The conversations there were heady, important, far-reaching. For example:

  • The male fertility rate is plunging. Shocking statistic: There are currently only 1,200 sperm donors in the US.

  • Breast and colorectal cancer rates are skyrocketing in people in their 30s and 40s.

  • Menopause is finally beginning to get the attention it deserves from medical innovators as a market that represents 50% of all people.

  • AI is being used to support medical providers in diagnosing and treating disease, as well as to augment doctors' time and reduce administrative work, as the field remains overstrained and under-pipelined, per Microsoft Research head Peter Lee

  • Even Amazon is having a hard time realigning the incentives of the pharmaceutical industry.

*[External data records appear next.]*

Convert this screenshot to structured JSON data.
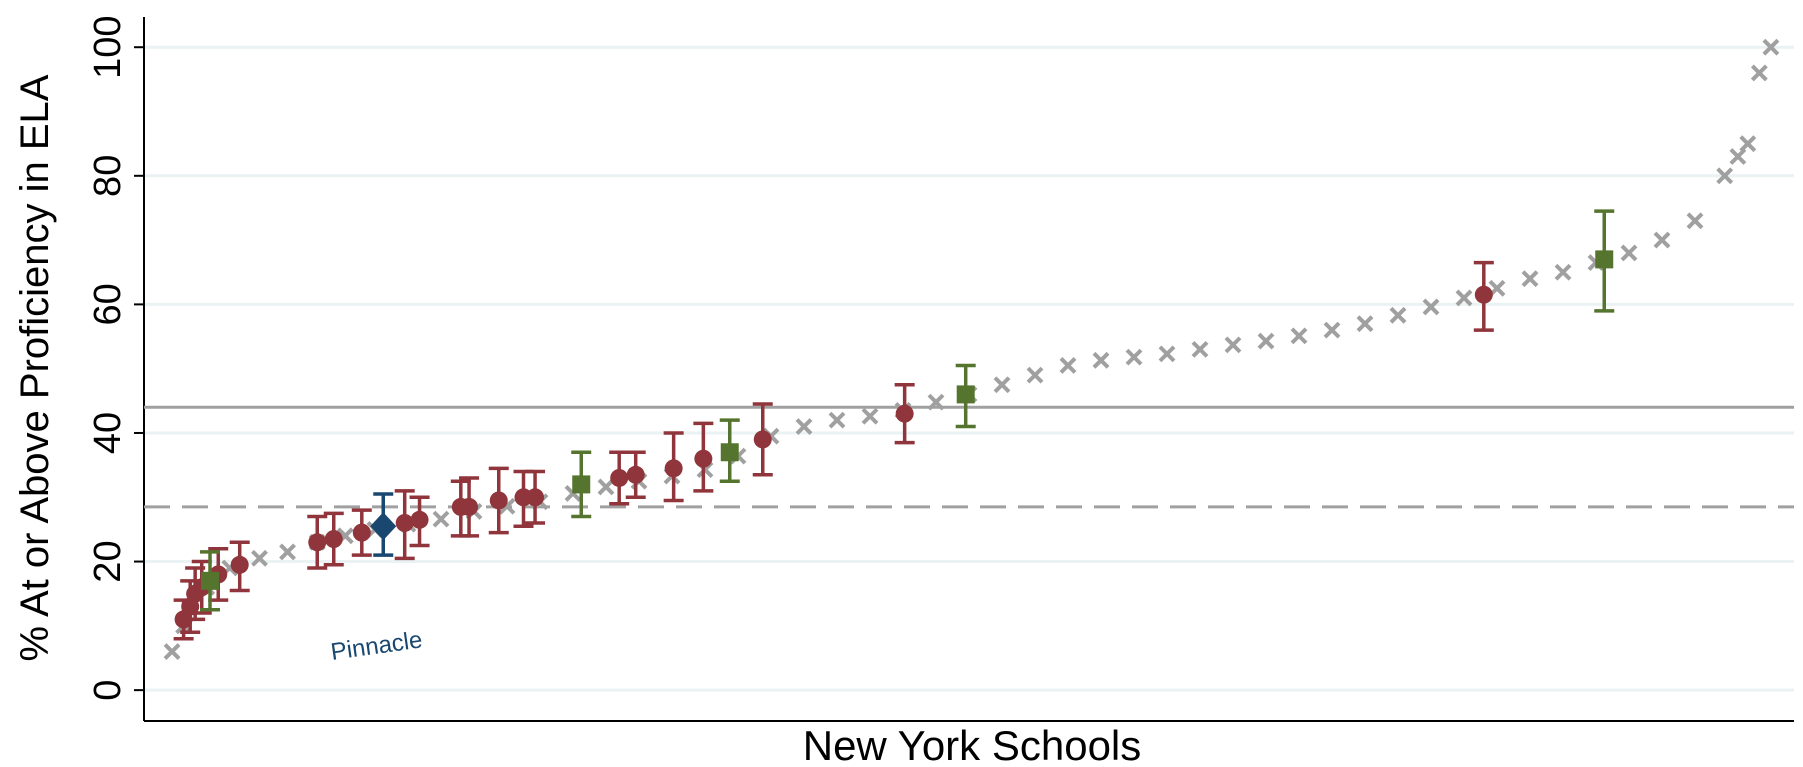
{
  "chart_data": {
    "type": "scatter",
    "ylabel": "% At or Above Proficiency in ELA",
    "xlabel": "New York Schools",
    "annotation": "Pinnacle",
    "xlim": [
      0,
      100
    ],
    "ylim": [
      -4.8,
      104.7
    ],
    "yticks": [
      0,
      20,
      40,
      60,
      80,
      100
    ],
    "grid": true,
    "reference_lines": [
      {
        "value": 44,
        "style": "solid",
        "color": "#a0a0a0"
      },
      {
        "value": 28.5,
        "style": "dashed",
        "color": "#a0a0a0"
      }
    ],
    "series": [
      {
        "marker": "x",
        "color": "#a0a0a0",
        "x": [
          1.7,
          2.4,
          3.8,
          5.2,
          7,
          8.7,
          10.5,
          12.2,
          14,
          16,
          18,
          20,
          22,
          24,
          26,
          28,
          30,
          32,
          34,
          36,
          38,
          40,
          42,
          44,
          46,
          48,
          50,
          52,
          54,
          56,
          58,
          60,
          62,
          64,
          66,
          68,
          70,
          72,
          74,
          76,
          78,
          80,
          82,
          84,
          86,
          88,
          90,
          92,
          94,
          95.8,
          96.6,
          97.2,
          97.9,
          98.6
        ],
        "values": [
          6,
          10,
          16,
          19,
          20.5,
          21.5,
          23,
          24,
          25,
          25.8,
          26.6,
          27.8,
          28.6,
          29.3,
          30.6,
          31.6,
          32.5,
          33.3,
          34.3,
          36.4,
          39.5,
          41,
          42,
          42.6,
          43.5,
          44.8,
          46,
          47.5,
          49,
          50.5,
          51.3,
          51.8,
          52.3,
          53,
          53.7,
          54.3,
          55.1,
          56,
          57,
          58.3,
          59.6,
          61,
          62.5,
          64,
          65,
          66.5,
          68,
          70,
          73,
          80,
          83,
          85,
          96,
          100
        ]
      },
      {
        "marker": "circle",
        "color": "#90353b",
        "x": [
          2.4,
          2.8,
          3.1,
          3.5,
          4.5,
          5.8,
          10.5,
          11.5,
          13.2,
          15.8,
          16.7,
          19.2,
          19.7,
          21.5,
          23.0,
          23.7,
          28.8,
          29.8,
          32.1,
          33.9,
          37.5,
          46.1,
          81.2
        ],
        "values": [
          11,
          13,
          15,
          16,
          18,
          19.5,
          23,
          23.5,
          24.5,
          26,
          26.5,
          28.5,
          28.5,
          29.5,
          30,
          30,
          33,
          33.5,
          34.5,
          36,
          39,
          43,
          61.5
        ],
        "lower": [
          8,
          9,
          11,
          12,
          14,
          15.5,
          19,
          19.5,
          21,
          20.5,
          22.5,
          24,
          24,
          24.5,
          25.5,
          26,
          29,
          30,
          29.5,
          31,
          33.5,
          38.5,
          56
        ],
        "upper": [
          14,
          17,
          19,
          20,
          22,
          23,
          27,
          27.5,
          28,
          31,
          30,
          32.5,
          33,
          34.5,
          34,
          34,
          37,
          37,
          40,
          41.5,
          44.5,
          47.5,
          66.5
        ]
      },
      {
        "marker": "square",
        "color": "#55752f",
        "x": [
          4.0,
          26.5,
          35.5,
          49.8,
          88.5
        ],
        "values": [
          17,
          32,
          37,
          46,
          67
        ],
        "lower": [
          12.5,
          27,
          32.5,
          41,
          59
        ],
        "upper": [
          21.5,
          37,
          42,
          50.5,
          74.5
        ]
      },
      {
        "marker": "diamond",
        "color": "#1a476f",
        "x": [
          14.5
        ],
        "values": [
          25.5
        ],
        "lower": [
          21
        ],
        "upper": [
          30.5
        ]
      }
    ]
  }
}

But none of these conversations - not even a panel about the catastrophic medical situation in Gaza - touched on "politics." In fact, the moderator of the Gaza panel explicitly stated that theirs would not be a political conversation. (Much to the apparent chagrin of one panelist, just returned from medical aid work in Gaza, who was describing to the audience the extreme violence and death she had just witnessed.)

These experiences were juxtaposed in my mind with the commercial cyberpunk ethos of RSA I'd walked through a few weeks earlier, which had a definite national-security bent, but which one attendee blithely referred to as "Vendor Con."

And the overstuffed Bloomberg Tech conference, which trotted out a who's who of leaders from social apps and AI but allowed no audience questions, further buffeting its speakers from public criticism.

Take, for example, Meta, which controls a huge portion of the information ingested in the US and is, as a matter of policy, suppressing any real news across all its platforms. COO Chris Cox was not asked about this onstage.